For countless years the sun
Through steaming vapours dun
Beheld their growth renewed
In sylvan solitude,
While the green-mantled earth slept in her innocent prime.
Wave! fronded forests! wave!
Sink gradual to your grave
Beneath some nameless river's oozy bed.
Roll! myriad ages! roll!
So shall the treasure, Coal,
Be stored for some new race,
Creation’s crown and head,
III
But vain is Nature's store,
Vain as the golden ore
Upon some barren isle for famine-wearied men,
Unless her sons be true,
Mighty to dare and do,
And bind with each new need the social bond again.
Patience and mutual trust
And courage to be just,
And the frank, fearless gaze that seeks its fellow's eyes,
And loving loyalty Law-bound, yet ever free :
Upon these deep-laid stones enduring Empires rise.
IV
Thus hath our England grown
E'er since, long years agone,
She first did turn her face towards Freedom's holy light,
When Alfred, best of kings,
Beat back the raven's wings,
And gave her law for war, sweet day for barbarous night.

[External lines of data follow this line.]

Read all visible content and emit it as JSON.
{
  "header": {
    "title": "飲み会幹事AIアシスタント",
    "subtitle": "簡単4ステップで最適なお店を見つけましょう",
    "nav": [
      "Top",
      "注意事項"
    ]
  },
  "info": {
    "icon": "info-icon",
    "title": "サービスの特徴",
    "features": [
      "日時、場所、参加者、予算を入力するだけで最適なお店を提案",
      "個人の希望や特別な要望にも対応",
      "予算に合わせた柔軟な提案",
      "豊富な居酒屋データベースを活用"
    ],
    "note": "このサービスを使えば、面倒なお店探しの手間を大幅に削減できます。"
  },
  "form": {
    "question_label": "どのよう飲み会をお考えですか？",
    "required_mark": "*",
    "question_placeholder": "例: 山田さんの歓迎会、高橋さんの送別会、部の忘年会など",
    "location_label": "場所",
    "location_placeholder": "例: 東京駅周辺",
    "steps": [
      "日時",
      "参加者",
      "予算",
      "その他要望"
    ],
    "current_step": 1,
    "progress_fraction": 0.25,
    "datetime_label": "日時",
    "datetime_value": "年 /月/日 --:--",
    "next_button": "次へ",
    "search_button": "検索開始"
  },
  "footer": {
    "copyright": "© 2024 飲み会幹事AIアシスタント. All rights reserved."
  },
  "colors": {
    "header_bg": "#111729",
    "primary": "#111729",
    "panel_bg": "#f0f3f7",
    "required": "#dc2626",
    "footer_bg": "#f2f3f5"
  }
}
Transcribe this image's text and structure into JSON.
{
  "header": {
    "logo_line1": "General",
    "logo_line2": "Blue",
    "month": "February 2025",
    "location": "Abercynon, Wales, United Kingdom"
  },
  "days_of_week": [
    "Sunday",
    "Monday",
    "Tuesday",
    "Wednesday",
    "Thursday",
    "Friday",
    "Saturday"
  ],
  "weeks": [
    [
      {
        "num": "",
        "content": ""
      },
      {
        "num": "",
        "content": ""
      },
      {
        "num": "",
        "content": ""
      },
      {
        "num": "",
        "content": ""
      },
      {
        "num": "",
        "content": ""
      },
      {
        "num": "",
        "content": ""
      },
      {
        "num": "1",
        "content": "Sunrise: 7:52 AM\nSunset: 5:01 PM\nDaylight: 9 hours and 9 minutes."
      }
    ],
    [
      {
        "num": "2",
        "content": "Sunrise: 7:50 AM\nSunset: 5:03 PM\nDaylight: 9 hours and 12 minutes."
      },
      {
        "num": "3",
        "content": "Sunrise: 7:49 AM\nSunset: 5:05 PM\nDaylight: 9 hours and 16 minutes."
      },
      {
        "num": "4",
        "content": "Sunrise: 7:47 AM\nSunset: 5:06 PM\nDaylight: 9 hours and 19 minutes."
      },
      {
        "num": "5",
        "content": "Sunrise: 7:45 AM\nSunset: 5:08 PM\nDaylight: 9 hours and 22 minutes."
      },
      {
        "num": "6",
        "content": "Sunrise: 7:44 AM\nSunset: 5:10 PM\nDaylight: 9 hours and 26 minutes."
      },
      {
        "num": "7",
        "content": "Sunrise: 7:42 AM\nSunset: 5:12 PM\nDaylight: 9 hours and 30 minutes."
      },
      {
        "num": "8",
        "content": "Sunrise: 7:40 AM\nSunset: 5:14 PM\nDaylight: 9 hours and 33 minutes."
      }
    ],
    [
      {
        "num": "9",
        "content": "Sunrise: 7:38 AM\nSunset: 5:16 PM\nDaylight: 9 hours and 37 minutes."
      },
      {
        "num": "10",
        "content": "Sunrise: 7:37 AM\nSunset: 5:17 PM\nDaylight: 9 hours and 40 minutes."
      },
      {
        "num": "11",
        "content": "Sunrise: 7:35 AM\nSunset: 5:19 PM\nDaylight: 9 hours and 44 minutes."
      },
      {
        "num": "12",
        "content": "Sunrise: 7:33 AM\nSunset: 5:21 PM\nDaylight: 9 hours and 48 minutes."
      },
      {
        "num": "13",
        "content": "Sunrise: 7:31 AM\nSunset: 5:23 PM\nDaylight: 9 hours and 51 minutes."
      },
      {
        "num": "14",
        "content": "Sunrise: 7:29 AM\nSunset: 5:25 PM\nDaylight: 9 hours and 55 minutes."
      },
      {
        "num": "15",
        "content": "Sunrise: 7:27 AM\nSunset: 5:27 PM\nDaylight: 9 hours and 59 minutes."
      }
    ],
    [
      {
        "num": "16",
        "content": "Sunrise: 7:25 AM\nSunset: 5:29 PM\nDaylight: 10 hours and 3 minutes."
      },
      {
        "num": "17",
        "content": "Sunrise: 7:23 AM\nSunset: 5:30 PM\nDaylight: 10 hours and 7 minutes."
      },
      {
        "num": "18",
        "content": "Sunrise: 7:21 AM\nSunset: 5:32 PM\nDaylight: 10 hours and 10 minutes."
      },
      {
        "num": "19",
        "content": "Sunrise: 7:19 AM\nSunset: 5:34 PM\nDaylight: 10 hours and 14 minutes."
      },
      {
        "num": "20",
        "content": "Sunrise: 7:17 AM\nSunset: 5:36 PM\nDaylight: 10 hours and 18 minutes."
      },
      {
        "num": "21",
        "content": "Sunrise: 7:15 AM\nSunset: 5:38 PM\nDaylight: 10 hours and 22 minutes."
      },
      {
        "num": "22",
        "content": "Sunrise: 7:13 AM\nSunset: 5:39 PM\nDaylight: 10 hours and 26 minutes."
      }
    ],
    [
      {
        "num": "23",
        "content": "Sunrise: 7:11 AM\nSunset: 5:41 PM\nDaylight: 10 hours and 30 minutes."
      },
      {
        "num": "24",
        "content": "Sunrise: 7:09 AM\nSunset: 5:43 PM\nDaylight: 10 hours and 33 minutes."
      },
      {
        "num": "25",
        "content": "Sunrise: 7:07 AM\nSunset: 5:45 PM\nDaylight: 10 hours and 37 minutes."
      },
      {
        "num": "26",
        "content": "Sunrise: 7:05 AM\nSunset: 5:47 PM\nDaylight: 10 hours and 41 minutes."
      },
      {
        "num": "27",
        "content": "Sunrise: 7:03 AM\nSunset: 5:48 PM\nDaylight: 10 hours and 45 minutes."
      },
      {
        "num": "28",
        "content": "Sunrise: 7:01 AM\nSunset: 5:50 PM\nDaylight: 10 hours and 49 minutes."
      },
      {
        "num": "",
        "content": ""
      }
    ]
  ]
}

Till now, when Alfred's child
Sees 'neath her sceptre mild
Wide ocean-sundered realms in loyal love unite.
V
Lady, who through thy tears
Surveyest the traversed years,
The glad, the sad, the strange half-century,
Thy people's shouts acclaim
Thy loved victorious name.
Oh be that name the pledge of
conquests yet to be
O'er want and grinding care,
Faction and fierce despair,
Dark ignorance in her lair
And all that mars this day our joyous Jubilee.
VI
Lord of the Ages Thine
Is the far-traced design
That blends earth's mighty Past with her To-be.
Slowly the web unrolls,
And only wisest souls
Some curves of Thine enwoven cipher see
Power fades and glory wanes
But the Unseen remains.
Thither draw Thou our hearts and let them rest in Thee.